Quelle liberté de la presse ?01/10/19991999Journal/medias/journalnumero/images/1999/10/une-1629.gif.445x577_q85_box-0%2C13%2C166%2C228_crop_detail.jpg

Leur société

Quelle liberté de la presse ?

Le projet de la loi de la ministre de la Justice, Elisabeth Guigou, qui porte sur la présomption d'innocence et sur les droits des victimes, et qui prévoit, entre autres, d'interdire certaines photos d'individus menottés ou de victimes de crimes, fait crier à la censure les journalistes de presse, ceux du Nouvel Observateur, de Télérama, de Libération, de l'Événement, du Monde et de Paris-Match, ainsi que nombre de ceux de la télévision. Du Manifeste pour l'image publié par l'Association nationale des journalistes, reporters-photographes et cinéastes, à l'Appel de Perpignan lancé par l'ancien directeur de Paris-Match qui aurait recueilli un millier de signatures de professionnels, c'est la croisade contre ce projet de loi, et ce, au nom de la " liberté de la presse ".

Les deux dispositions qui soulèvent la polémique : l'interdiction de la diffusion de photos de personnes menottées sous peine d'une amende de 100 000 F, l'interdiction de la diffusion, " par quelques moyens que ce soit et quel qu'en soit le support, de la reproduction des circonstances d'un crime ou d'un délit lorsque cette reproduction porte atteinte à la dignité d'une victime ", ne sont pas des idées nouvelles. Mais il y aurait une prétendue avalanche de procès " non justifiés ", intentés à la presse en particulier par " l'homme de la rue " - pour reprendre les termes de ces journalistes - qui, se reconnaissant sur une photo, en profiterait pour porter plainte, simplement pour arracher des indemnités conséquentes. L'exemple cité par tous les journaux à cette occasion est celui de cette photo de la " pasionaria " de Mai 68, juchée sur les épaules d'un manifestant un drapeau à la main, qui fut, nous dit-on, déshéritée par son père et qui, aujourd'hui, réclame 250 000 francs d'indemnités à l'agence Gamma. Il y aurait donc de l'abus et le projet Guigou ne ferait qu'aggraver cette situation.

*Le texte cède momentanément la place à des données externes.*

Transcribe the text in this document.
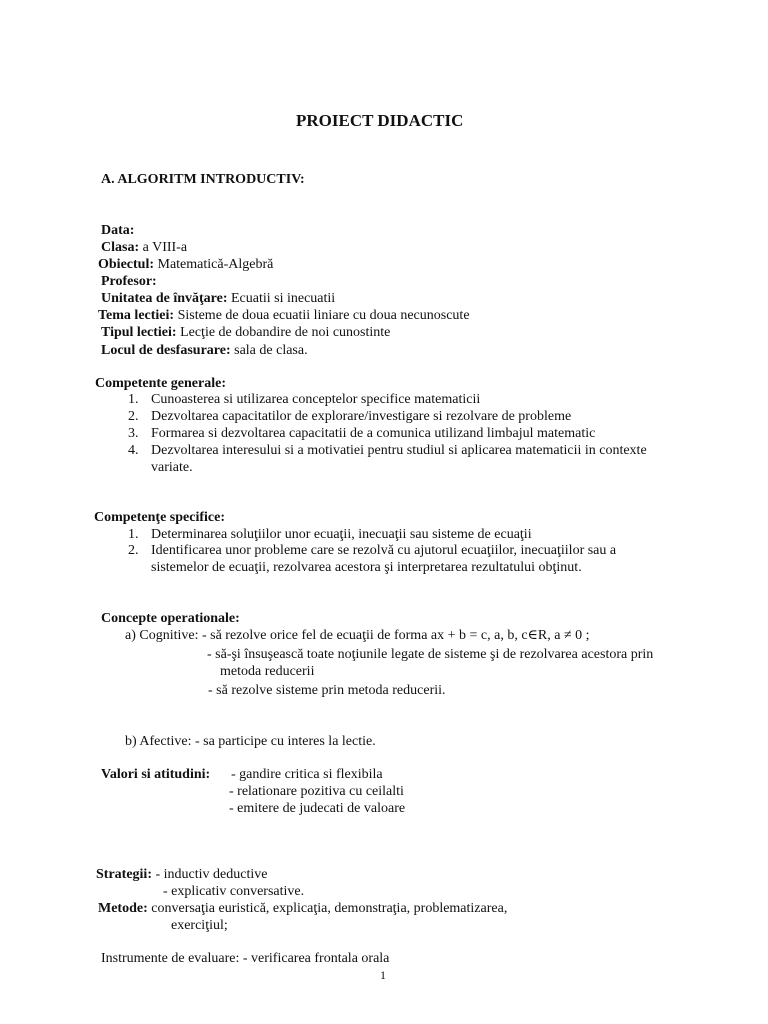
PROIECT DIDACTIC
A. ALGORITM INTRODUCTIV:
Data:
Clasa: a VIII-a
Obiectul: Matematică-Algebră
Profesor:
Unitatea de învăţare: Ecuatii si inecuatii
Tema lectiei: Sisteme de doua ecuatii liniare cu doua necunoscute
Tipul lectiei: Lecţie de dobandire de noi cunostinte
Locul de desfasurare: sala de clasa.
Competente generale:
1. Cunoasterea si utilizarea conceptelor specifice matematicii
2. Dezvoltarea capacitatilor de explorare/investigare si rezolvare de probleme
3. Formarea si dezvoltarea capacitatii de a comunica utilizand limbajul matematic
4. Dezvoltarea interesului si a motivatiei pentru studiul si aplicarea matematicii in contexte
variate.
Competenţe specifice:
1. Determinarea soluţiilor unor ecuaţii, inecuaţii sau sisteme de ecuaţii
2. Identificarea unor probleme care se rezolvă cu ajutorul ecuaţiilor, inecuaţiilor sau a
sistemelor de ecuaţii, rezolvarea acestora şi interpretarea rezultatului obţinut.
Concepte operationale:
a) Cognitive: - să rezolve orice fel de ecuaţii de forma ax + b = c, a, b, c∈R, a ≠ 0 ;
- să-şi însuşească toate noţiunile legate de sisteme şi de rezolvarea acestora prin
metoda reducerii
- să rezolve sisteme prin metoda reducerii.
b) Afective: - sa participe cu interes la lectie.
Valori si atitudini: - gandire critica si flexibila
- relationare pozitiva cu ceilalti
- emitere de judecati de valoare
Strategii: - inductiv deductive
- explicativ conversative.
Metode: conversaţia euristică, explicaţia, demonstraţia, problematizarea,
exerciţiul;
Instrumente de evaluare: - verificarea frontala orala
1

Si les patrons de la presse avancent surtout comme arguments des histoires de gros sous, ce qui n'est pas très étonnant, les autres journalistes en donnent d'autres, plus " nobles " : la liberté de la presse serait désormais bafouée car, selon eux, les images qu'ils diffusent dans les journaux et à la télé contribueraient à réveiller les consciences, " aideraient les hommes à construire le monde ". " Un événement sans images serait donc un événement qui n'existe pas ". Le photographe de guerre Yves Morvan affirme même : " On n'aurait pas montré les attentats en France dans leur crudité, cela aurait duré beaucoup plus longtemps. "

Que l'on s'entende bien. Nous sommes partisans d'une liberté totale d'informer. Mais pour l'instant, cette liberté telle qu'elle se pratique n'est qu'un leurre, en dépit de ce que pensent certains journalistes, qui quelquefois y croient sincèrement. Et pourtant, ils sont les mieux placés pour en saisir les limites. Si cette liberté est bafouée, ce n'est pas à cause des dispositions de Guigou. Ce qui fera les limites de cette liberté de la presse, c'est qu'elle n'est qu'accessoirement un support pour l'information. Elle est avant tout une marchandise aux mains des grands magnats de la presse ou d'autre chose, comme des Bouygues, Bolloré, Pinault et les gros actionnaires de Vivendi. Et le projet de Guigou ne change pas grand-chose à cette réalité. La petite tempête déclenchée par la ministre de la Justice sera sans doute d'ailleurs vite oubliée, puisqu'elle se dit prête à rencontrer, début octobre, les patrons de la presse pour rediscuter de son projet !

La préoccupation des grands patrons qui possèdent les médias n'est pas seulement de gagner de l'argent. Elle est aussi de peser sur l'opinion. La liberté de la presse, la vraie, pas celle qui est simplement inscrite dans la Constitution, serait que les travailleurs aient les moyens matériels d'avoir la parole, ce que les travailleurs ne pourront d'ailleurs obtenir de personne d'autre que d'eux-mêmes. Mais là, on est loin du dérisoire débat entre des journalistes et un ministre pour savoir si la presse pourra continuer à montrer un bras déchiqueté ou des poignets menottés.